European Journal of Endocrinology

 MECHANISMS IN ENDOCRINOLOGY: The multiple facets of GHRH/GH/IGF-I axis: lessons from lifetime, untreated, isolated GH deficiency due to a GHRH receptor gene mutation
 

Twenty years ago, we described kindred of 105 individuals with isolated GH deficiency (IGHD) in Itabaianinha County, in northeast Brazil, carrying a homozygous mutation in the GH-releasing hormone receptor gene. These subjects exhibit markedly reduced GH responsiveness to stimulatory tests, and anterior pituitary hypoplasia. Serum concentrations of IGF-I, IGF binding protein type 3 and the acid-labile subunit are markedly reduced, with a lesser reduction of IGF-II. The most striking physical findings of these IGHD individuals are the proportionate short stature, doll facies, high-pitched voice and visceral obesity with reduced fat-free mass.
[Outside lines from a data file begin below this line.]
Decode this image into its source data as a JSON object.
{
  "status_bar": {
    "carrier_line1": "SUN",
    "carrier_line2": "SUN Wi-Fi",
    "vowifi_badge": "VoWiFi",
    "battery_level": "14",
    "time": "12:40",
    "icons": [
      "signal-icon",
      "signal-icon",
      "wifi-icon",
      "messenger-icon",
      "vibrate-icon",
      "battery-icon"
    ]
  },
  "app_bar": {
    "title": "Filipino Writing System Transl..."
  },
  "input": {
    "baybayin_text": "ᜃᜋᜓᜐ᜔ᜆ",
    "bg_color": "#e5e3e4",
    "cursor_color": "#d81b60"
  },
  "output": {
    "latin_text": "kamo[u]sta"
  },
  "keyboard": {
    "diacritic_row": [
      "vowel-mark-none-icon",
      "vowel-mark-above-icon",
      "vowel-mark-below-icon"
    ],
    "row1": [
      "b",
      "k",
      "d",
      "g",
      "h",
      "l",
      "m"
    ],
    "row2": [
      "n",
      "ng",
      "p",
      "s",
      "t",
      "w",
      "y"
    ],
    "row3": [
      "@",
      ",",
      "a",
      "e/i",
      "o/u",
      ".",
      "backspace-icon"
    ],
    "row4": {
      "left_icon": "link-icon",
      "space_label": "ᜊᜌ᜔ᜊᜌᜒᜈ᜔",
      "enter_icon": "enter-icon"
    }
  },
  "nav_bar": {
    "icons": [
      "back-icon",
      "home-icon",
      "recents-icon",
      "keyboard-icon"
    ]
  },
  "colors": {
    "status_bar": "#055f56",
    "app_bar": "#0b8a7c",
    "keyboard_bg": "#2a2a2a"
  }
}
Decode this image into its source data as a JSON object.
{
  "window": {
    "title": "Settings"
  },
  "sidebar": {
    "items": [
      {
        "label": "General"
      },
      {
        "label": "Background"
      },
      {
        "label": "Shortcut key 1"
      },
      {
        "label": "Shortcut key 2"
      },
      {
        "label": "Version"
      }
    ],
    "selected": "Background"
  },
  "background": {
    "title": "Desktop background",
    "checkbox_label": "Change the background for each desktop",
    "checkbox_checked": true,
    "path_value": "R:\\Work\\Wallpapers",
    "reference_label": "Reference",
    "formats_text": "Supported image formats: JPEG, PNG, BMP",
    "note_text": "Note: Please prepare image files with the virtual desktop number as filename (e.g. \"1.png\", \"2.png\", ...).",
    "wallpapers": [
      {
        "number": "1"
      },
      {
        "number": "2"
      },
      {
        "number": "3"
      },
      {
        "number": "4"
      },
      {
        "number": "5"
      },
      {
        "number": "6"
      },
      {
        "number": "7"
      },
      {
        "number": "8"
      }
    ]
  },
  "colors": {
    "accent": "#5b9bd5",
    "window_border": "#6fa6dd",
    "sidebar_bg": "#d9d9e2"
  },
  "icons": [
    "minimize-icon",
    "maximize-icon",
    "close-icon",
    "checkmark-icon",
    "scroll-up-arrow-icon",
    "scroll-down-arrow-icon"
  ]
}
There is neither microphallus, nor neonatal hypoglycemia. Puberty is delayed, menopause anticipated, but fertility is preserved in both genders. The reduction in bone sizes is not even, with mean standard deviation scores for height of –7.2, total maxillary length of –6.5, total facial height of –4.3 and cephalic perimeter of –2.7. In addition, the non-osseous growth is not uniform, preserving some organs, like pancreas, liver, kidney, brain and eyes, and compromising others such as thyroid, heart, uterus and spleen. These subjects present higher prevalence of dizziness, mild high-tones sensorineural hearing loss, reduction of vascular retinal branching points, increase of optic disk, genu valgum and increased systolic blood pressure. Biochemically, they have high low density lipoprotein cholesterol and C-reactive protein levels, but maintain increased insulin sensitivity, and do not show premature atherosclerosis. Finally, they have normal immune function, and normal longevity. This review details the findings and summarizes 20 years of clinical research carried out in this unique population.